Scientist say that we are one of a handful of species that are self aware, (one way to define that is to state that we can recognize ourselves in the mirror). We as a species have always wondered about our place, initially on earth and then with expanded insight, in the universe. Being intelligent and creative and having taken over one planet almost entirely, we cannot believe that each of us does not have a unique place in history. We have theories about everlasting life, rebirth and the immortality of our souls. This life is just one more step in our infinite journey to reach nirvana. These provide us with some level of spiritual comfort that our lives and that our endeavors through the years on earth, will mean more than just living and dying meaninglessly.

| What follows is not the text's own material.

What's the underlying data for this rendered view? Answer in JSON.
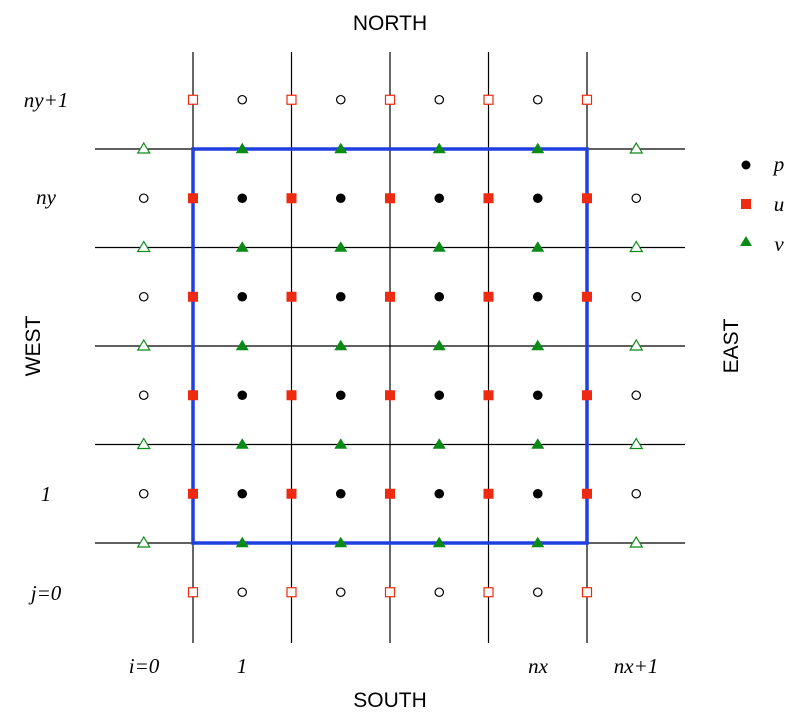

How many of us would be able to face up to the realization that once gone, we are departed forever, never to step back on this world, in any shape or form? That an everlasting soul is just a figment of an active imagination? That all of theology, is just a collection of wonderful narrativess thought up by imaginative people, around campfires down the ages? How many would be shattered by the pointlessness then, of deriving any greater meaning to their lives? We are born, we live and then we die. We come into this world naked, and all we need are the clothes that cover us after death, a white cloth or the clothes interred with us in our coffins. All our lives, our efforts, striving and pain were then just to acquire these. It seems so sterile, so antiseptic, so cold and somehow clinical. Where then is the grandeur that one has come to expect from fables of gods and demons, and battles fought between good and evil, with the grasping of the undying soul as the ultimate trophy?

Coming back to this dimension, I think mankind's (or any other species for that matter) grand purpose is to have progeny to live on after them. Our children live on after us, and our purpose is to procreate, with the hope that one of our descendants in the long line to follow, will change the course of humanity or add to its store of knowledge. That one of them might become a great musician, a scientist or a humanist. That one of our seeds in future will pay back to the species, for the resources consumed by his/her ancestors since the dawn of time. It is then, not for us to question but to strive, to provide our offspring with a springboard to fly from. Our purpose is to nurture and to provide the opportunities to our children that were denied us, and so too our children to theirs, in an everlasting chain of virtuous upliftment, until one redeems the entire chain that bound them and supported their endeavors. That then (at least to me) is our grand purpose, and in so doing, we get the bonus of enjoying the unconditional love and the warmth, the hugs and the kisses of our children. We get to see them grow and flower, and along with them we grow too, as they teach us love and remind us of the unfettered joy of life and the unrestrained happiness of just being.

I would definitely feel that the purpose of my life has been more than met, if there is a Gandhi, a Newton, a Mother Theresa or a Beethoven to follow in any branch of my family tree. And even if not, we get to enjoy our children, the greatest gift that a human can have. I cannot think of a better deal than this, can you?